JERUSALEM, Israel - Estimates of the total number of demonstrators who took to the streets Saturday night varied, but either way it was the largest social protest in Israel's history.
Everyone from young mothers to doctors to senior citizens thronged the streets to protest ever-increasing housing costs, rising food and fuel prices, and unaffordable child care costs.
Israelis also pay a 16 percent value added tax (VAT) on most consumer goods, including groceries.
Israeli media -- both print and television -- estimated the Tel Aviv crowd at 250,000, while the Prime Minister's Office and the police put the figure at 150,000. About 30,000 demonstrators turned out in Jerusalem.
At Sunday's cabinet meeting, Prime Minister Benjamin Netanyahu responded to the protests by establishing a 15-member ministerial committee to tackle the issues.
"There is great potential for a change for the better in Israeli society," Netanyahu said, change that would "translate the whispers of the protest into the language of action."

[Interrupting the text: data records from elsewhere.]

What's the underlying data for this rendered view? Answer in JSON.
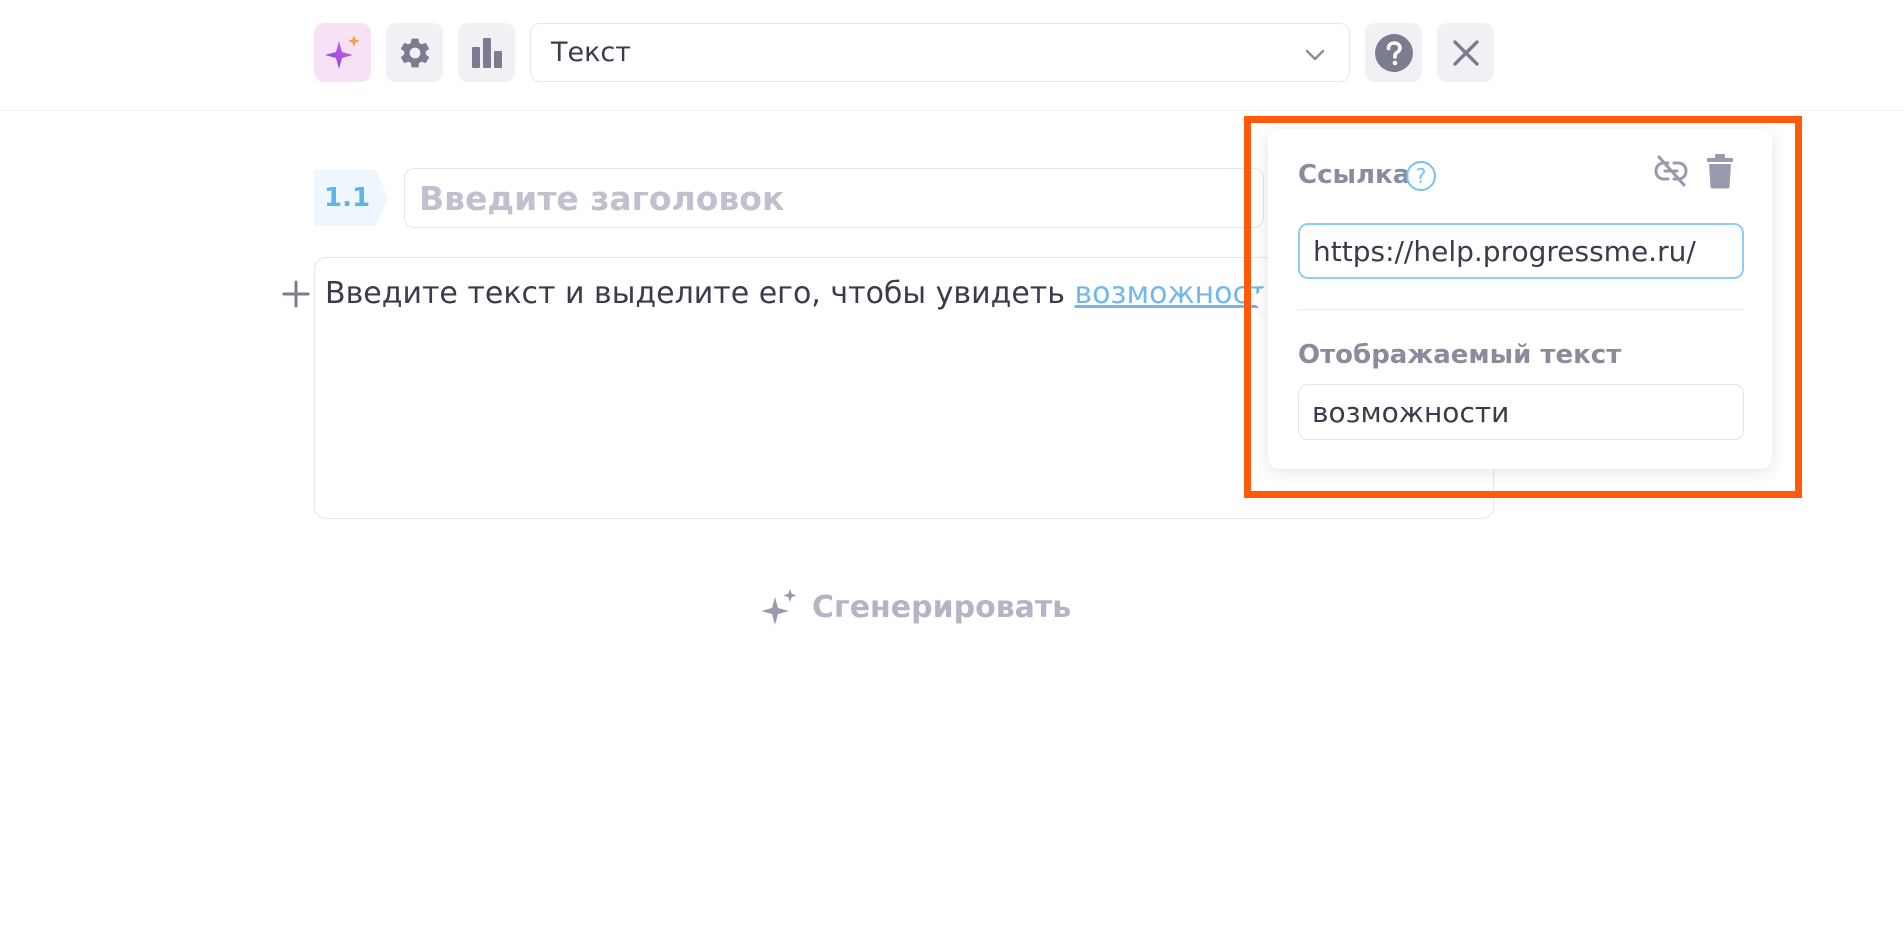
{
  "toolbar": {
    "ai_icon": "sparkle-icon",
    "settings_icon": "gear-icon",
    "stats_icon": "bar-chart-icon",
    "type_select_value": "Текст",
    "help_icon": "question-circle-icon",
    "close_icon": "close-icon"
  },
  "section": {
    "number": "1.1",
    "title_placeholder": "Введите заголовок"
  },
  "text_block": {
    "text_before_link": "Введите текст и выделите его, чтобы увидеть ",
    "link_text": "возможности",
    "text_after_link": "."
  },
  "generate": {
    "label": "Сгенерировать"
  },
  "link_popover": {
    "url_label": "Ссылка",
    "help_glyph": "?",
    "url_value": "https://help.progressme.ru/",
    "display_text_label": "Отображаемый текст",
    "display_text_value": "возможности",
    "unlink_icon": "unlink-icon",
    "delete_icon": "trash-icon"
  },
  "colors": {
    "accent": "#74c2ee",
    "link": "#73b8ea",
    "highlight": "#ff5a0a",
    "muted": "#b4b4c6"
  }
}
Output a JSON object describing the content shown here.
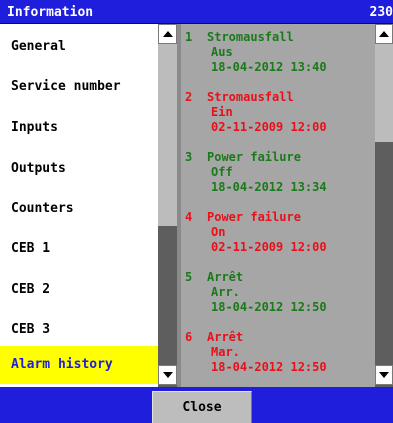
{
  "window": {
    "title": "Information",
    "title_number": "230"
  },
  "menu": {
    "items": [
      {
        "label": "General"
      },
      {
        "label": "Service number"
      },
      {
        "label": "Inputs"
      },
      {
        "label": "Outputs"
      },
      {
        "label": "Counters"
      },
      {
        "label": "CEB 1"
      },
      {
        "label": "CEB 2"
      },
      {
        "label": "CEB 3"
      },
      {
        "label": "Alarm history"
      }
    ],
    "selected_index": 8
  },
  "alarms": [
    {
      "num": "1",
      "title": "Stromausfall",
      "state": "Aus",
      "timestamp": "18-04-2012 13:40",
      "color": "#1a7a1a"
    },
    {
      "num": "2",
      "title": "Stromausfall",
      "state": "Ein",
      "timestamp": "02-11-2009 12:00",
      "color": "#e8101a"
    },
    {
      "num": "3",
      "title": "Power failure",
      "state": "Off",
      "timestamp": "18-04-2012 13:34",
      "color": "#1a7a1a"
    },
    {
      "num": "4",
      "title": "Power failure",
      "state": "On",
      "timestamp": "02-11-2009 12:00",
      "color": "#e8101a"
    },
    {
      "num": "5",
      "title": "Arrêt",
      "state": "Arr.",
      "timestamp": "18-04-2012 12:50",
      "color": "#1a7a1a"
    },
    {
      "num": "6",
      "title": "Arrêt",
      "state": "Mar.",
      "timestamp": "18-04-2012 12:50",
      "color": "#e8101a"
    }
  ],
  "footer": {
    "close_label": "Close"
  },
  "colors": {
    "titlebar": "#1e1edc",
    "selected_bg": "#ffff00",
    "alarm_active": "#e8101a",
    "alarm_cleared": "#1a7a1a"
  }
}
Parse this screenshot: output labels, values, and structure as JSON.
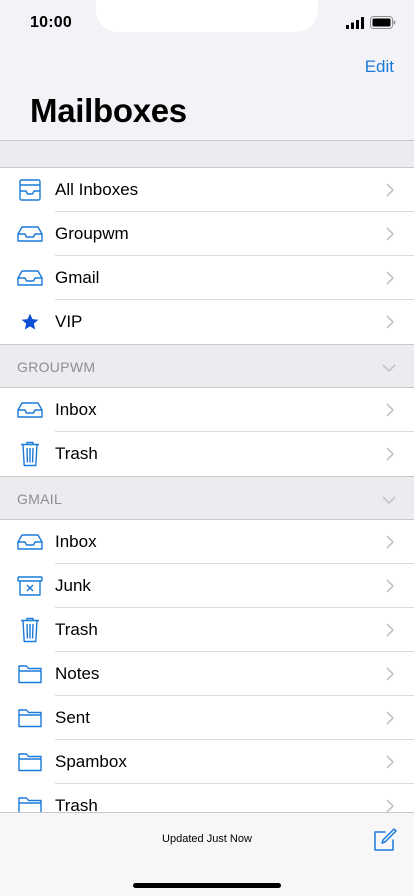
{
  "status_bar": {
    "time": "10:00"
  },
  "nav": {
    "edit_label": "Edit",
    "title": "Mailboxes"
  },
  "colors": {
    "accent": "#1a7ad9",
    "vip_star": "#0a4fd6"
  },
  "sections": [
    {
      "header": "",
      "rows": [
        {
          "label": "All Inboxes",
          "icon": "all-inboxes-icon"
        },
        {
          "label": "Groupwm",
          "icon": "inbox-icon"
        },
        {
          "label": "Gmail",
          "icon": "inbox-icon"
        },
        {
          "label": "VIP",
          "icon": "star-icon"
        }
      ]
    },
    {
      "header": "GROUPWM",
      "rows": [
        {
          "label": "Inbox",
          "icon": "inbox-icon"
        },
        {
          "label": "Trash",
          "icon": "trash-icon"
        }
      ]
    },
    {
      "header": "GMAIL",
      "rows": [
        {
          "label": "Inbox",
          "icon": "inbox-icon"
        },
        {
          "label": "Junk",
          "icon": "junk-icon"
        },
        {
          "label": "Trash",
          "icon": "trash-icon"
        },
        {
          "label": "Notes",
          "icon": "folder-icon"
        },
        {
          "label": "Sent",
          "icon": "folder-icon"
        },
        {
          "label": "Spambox",
          "icon": "folder-icon"
        },
        {
          "label": "Trash",
          "icon": "folder-icon"
        }
      ]
    }
  ],
  "toolbar": {
    "status": "Updated Just Now",
    "compose_icon": "compose-icon"
  }
}
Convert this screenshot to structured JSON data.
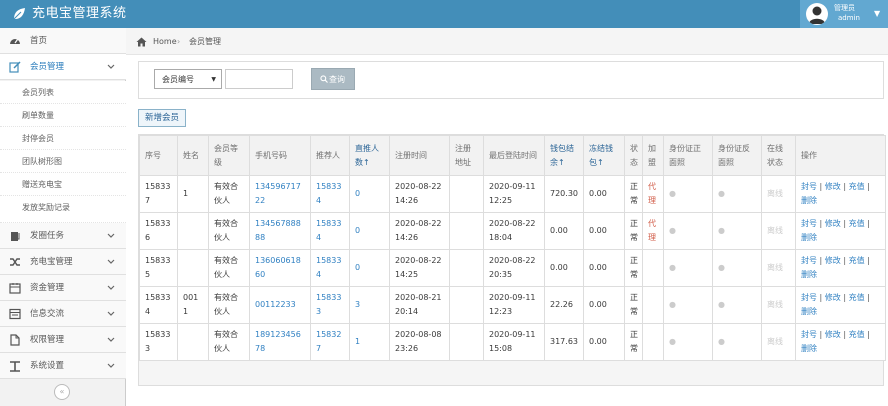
{
  "app": {
    "title": "充电宝管理系统"
  },
  "user": {
    "role": "管理员",
    "name": "admin"
  },
  "sidebar": {
    "items": [
      {
        "label": "首页",
        "icon": "dashboard-icon"
      },
      {
        "label": "会员管理",
        "icon": "edit-icon"
      },
      {
        "label": "发圈任务",
        "icon": "book-icon"
      },
      {
        "label": "充电宝管理",
        "icon": "shuffle-icon"
      },
      {
        "label": "资金管理",
        "icon": "calendar-icon"
      },
      {
        "label": "信息交流",
        "icon": "list-icon"
      },
      {
        "label": "权限管理",
        "icon": "file-icon"
      },
      {
        "label": "系统设置",
        "icon": "text-icon"
      }
    ],
    "submenu": [
      "会员列表",
      "刷单数量",
      "封停会员",
      "团队树形图",
      "赠送充电宝",
      "发放奖励记录"
    ],
    "collapse_glyph": "«"
  },
  "breadcrumb": {
    "home": "Home",
    "separator": "›",
    "current": "会员管理"
  },
  "filter": {
    "select_value": "会员编号",
    "search_value": "",
    "search_button": "查询"
  },
  "add_button": "新增会员",
  "table": {
    "headers": [
      "序号",
      "姓名",
      "会员等级",
      "手机号码",
      "推荐人",
      "直推人数↑",
      "注册时间",
      "注册地址",
      "最后登陆时间",
      "钱包结余↑",
      "冻结钱包↑",
      "状态",
      "加盟",
      "身份证正面照",
      "身份证反面照",
      "在线状态",
      "操作"
    ],
    "actions": {
      "ban": "封号",
      "edit": "修改",
      "recharge": "充值",
      "delete": "删除",
      "divider": "|"
    },
    "rows": [
      {
        "id": "158337",
        "name": "1",
        "level": "有效合伙人",
        "phone": "13459671722",
        "referrer": "158334",
        "direct": "0",
        "reg_time": "2020-08-22 14:26",
        "reg_addr": "",
        "last_login": "2020-09-11 12:25",
        "wallet": "720.30",
        "frozen": "0.00",
        "status": "正常",
        "join": "代理",
        "id_front": "●",
        "id_back": "●",
        "online": "离线"
      },
      {
        "id": "158336",
        "name": "",
        "level": "有效合伙人",
        "phone": "13456788888",
        "referrer": "158334",
        "direct": "0",
        "reg_time": "2020-08-22 14:26",
        "reg_addr": "",
        "last_login": "2020-08-22 18:04",
        "wallet": "0.00",
        "frozen": "0.00",
        "status": "正常",
        "join": "代理",
        "id_front": "●",
        "id_back": "●",
        "online": "离线"
      },
      {
        "id": "158335",
        "name": "",
        "level": "有效合伙人",
        "phone": "13606061860",
        "referrer": "158334",
        "direct": "0",
        "reg_time": "2020-08-22 14:25",
        "reg_addr": "",
        "last_login": "2020-08-22 20:35",
        "wallet": "0.00",
        "frozen": "0.00",
        "status": "正常",
        "join": "",
        "id_front": "●",
        "id_back": "●",
        "online": "离线"
      },
      {
        "id": "158334",
        "name": "0011",
        "level": "有效合伙人",
        "phone": "00112233",
        "referrer": "158333",
        "direct": "3",
        "reg_time": "2020-08-21 20:14",
        "reg_addr": "",
        "last_login": "2020-09-11 12:23",
        "wallet": "22.26",
        "frozen": "0.00",
        "status": "正常",
        "join": "",
        "id_front": "●",
        "id_back": "●",
        "online": "离线"
      },
      {
        "id": "158333",
        "name": "",
        "level": "有效合伙人",
        "phone": "18912345678",
        "referrer": "158327",
        "direct": "1",
        "reg_time": "2020-08-08 23:26",
        "reg_addr": "",
        "last_login": "2020-09-11 15:08",
        "wallet": "317.63",
        "frozen": "0.00",
        "status": "正常",
        "join": "",
        "id_front": "●",
        "id_back": "●",
        "online": "离线"
      }
    ]
  },
  "colors": {
    "topbar": "#438eb9",
    "link": "#3181c2",
    "agent": "#d15b47",
    "button_gray": "#abbac3"
  }
}
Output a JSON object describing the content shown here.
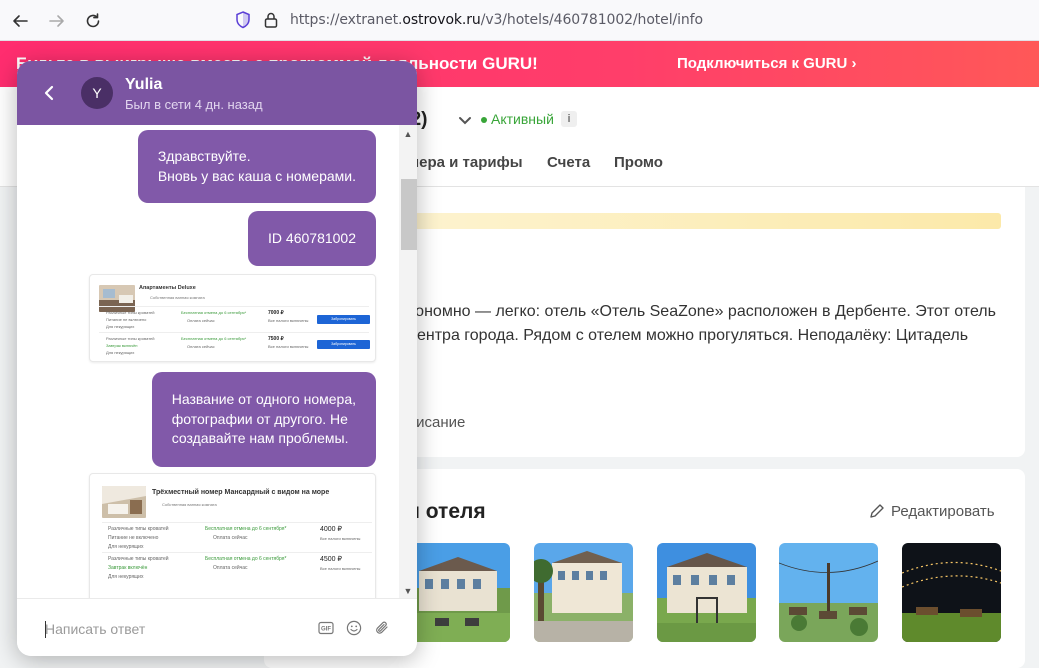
{
  "browser": {
    "url_prefix": "https://extranet.",
    "url_host": "ostrovok.ru",
    "url_path": "/v3/hotels/460781002/hotel/info"
  },
  "promo": {
    "text": "Будьте в выигрыше вместе с программой лояльности GURU!",
    "link": "Подключиться к GURU"
  },
  "header": {
    "hotel_id": "02)",
    "status": "Активный",
    "info_icon": "i",
    "tabs": [
      "мера и тарифы",
      "Счета",
      "Промо"
    ]
  },
  "description": {
    "text": "кономно — легко: отель «Отель SeaZone» расположен в Дербенте. Этот отель центра города. Рядом с отелем можно прогуляться. Неподалёку: Цитадель",
    "link": "писание"
  },
  "photos_section": {
    "title": "и отеля",
    "edit": "Редактировать"
  },
  "chat": {
    "agent_name": "Yulia",
    "agent_initial": "Y",
    "agent_status": "Был в сети 4 дн. назад",
    "messages": [
      {
        "type": "text",
        "text": "Здравствуйте.\nВновь у вас каша с номерами."
      },
      {
        "type": "text",
        "text": "ID 460781002"
      },
      {
        "type": "image",
        "caption": "Апартаменты Deluxe"
      },
      {
        "type": "text",
        "text": "Название от одного номера,\nфотографии от другого. Не\nсоздавайте нам проблемы."
      },
      {
        "type": "image",
        "caption": "Трёхместный номер Мансардный с видом на море"
      }
    ],
    "shot1": {
      "title": "Апартаменты Deluxe",
      "sub": "Собственная ванная комната",
      "beds": "Различные типы кроватей",
      "meal_no": "Питание не включено",
      "guests": "Для некурящих",
      "cancel": "Бесплатная отмена до 6 сентября*",
      "pay_now": "Оплата сейчас",
      "price1": "7000 ₽",
      "price2": "7500 ₽",
      "breakfast": "Завтрак включён",
      "book": "Забронировать",
      "total_note": "Все налоги включены"
    },
    "shot2": {
      "title": "Трёхместный номер Мансардный с видом на море",
      "sub": "Собственная ванная комната",
      "beds": "Различные типы кроватей",
      "meal_no": "Питание не включено",
      "guests": "Для некурящих",
      "cancel": "Бесплатная отмена до 6 сентября*",
      "pay_now": "Оплата сейчас",
      "price1": "4000 ₽",
      "price2": "4500 ₽",
      "breakfast": "Завтрак включён",
      "total_note": "Все налоги включены"
    },
    "composer_placeholder": "Написать ответ",
    "gif_label": "GIF"
  },
  "colors": {
    "chat_accent": "#7b55a2",
    "bubble": "#8159a9",
    "promo": "#ff3e6a",
    "status_green": "#38a538"
  }
}
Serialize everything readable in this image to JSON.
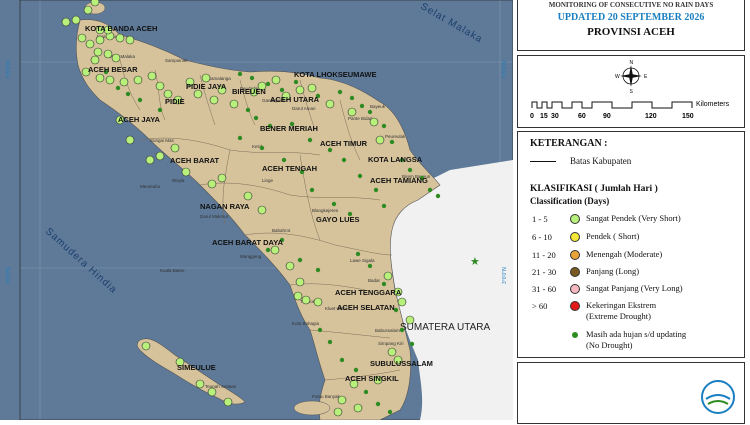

Committee members include Finance Minister Yuval Steinitz, Education Minister Gideon Sa'ar, Housing and Construction Minister Ariel Atias, Trade and Labor Minister Shalom Simhon, Environmental Protection Minister Gilad Erdan, and Tourism Minister Stas Misezhnikov.
Culture and Sport Minister Limor Livat and Minister of Government Services Michael Eitan will serve as observers on the committee.
Netanyahu said it's time for the government to address "the fact that a normal economic existence appears far away for working families."
"We want to give genuine solutions…in a thorough -- not cosmetic -- way…a change that will ease the economic burden on Israelis," he told cabinet ministers. Click here to read Netanyahu's remarks in full.
Opposition leader Tzipi Livni (Kadima) slammed Netanyahu for "stubbornly trying to prove that he could care less about the protest," the Israeli daily Haaretz reported.
In an interview with The Atlantic, published over the weekend, Livni praised President Barack Obama for pressuring Netanyahu, saying "Bibi made some steps forward [in the peace process]" when Obama pushed him.
Livni also said Netanyahu's response to Obama in the Oval Office in May put American Jews in the uncomfortable position of having to choose between the two. "…they don't want to be in this situation," Livni said To read the full interview, click here.
Netanyahu choose Prof. Manuel Trachtenberg, former chairman of the National Economic Council -- who served as his economic advisor, to head the committee. Trachtenberg said the goal is to foster real reform in the housing market and the cost of living in general.
Trachtenberg supports a reduction in "indirect taxes" on consumer goods as one way to lower costs. He would also like to see reduced fuel, water and electricity rates for low-income families. And he believes reduced fuel taxes that reflect lower global oil prices would stabilize Israel's rate of inflation.
In one month, the committee will present its findings to the Social Economic Cabinet, chaired by Steinitz, who will submit his recommendations to Netanyahu and the government for approval.